O núcleo interno foi descoberto em 1936, e seu tamanho, que equivale a cerca de 20% do raio da Terra, é uma das propriedades mais bem estabelecidas das profundezas do planeta. 

Com base nessas informações, estimamos a temperatura do núcleo, assumindo que a fronteira entre o sólido e o líquido marca a interseção do ponto de fusão e da temperatura.

Se o núcleo necessitasse de 1.000 Kelvin de super-resfriamento para solidificar, o núcleo interno seria muito maior do que observamos. Alternativamente, se esse nível de super-resfriamento nunca foi atingido, o núcleo interno não deveria existir. Nenhuma dessas hipóteses parece estar correta, segundo Wilson-Spencer.
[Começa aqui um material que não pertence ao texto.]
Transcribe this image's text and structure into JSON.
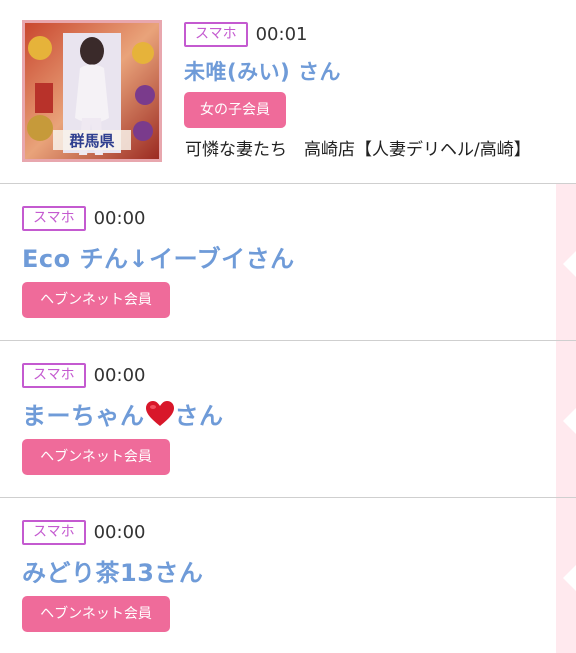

Pesquisas recentes em física mineral têm investigado quanto super-resfriamento seria realmente necessário para que o núcleo interno começasse a se formar. Estudos sugerem que certas estruturas cristalinas inesperadas e a presença de carbono podem reduzir a necessidade de super-resfriamento extremo. Se o núcleo conseguiu solidificar com menos de 400 Kelvin (126ºC) de super-resfriamento, isso explicaria a existência do núcleo interno nas condições atuais.

Estimativas anteriores indicavam que o núcleo da Terra teria entre 500 milhões e um bilhão de anos. No entanto, o problema do super-resfriamento sugere que ele pode ser muito mais jovem. Esse entendimento é crucial para determinar o papel do campo magnético na criação de condições habitáveis e no surgimento da vida no planeta.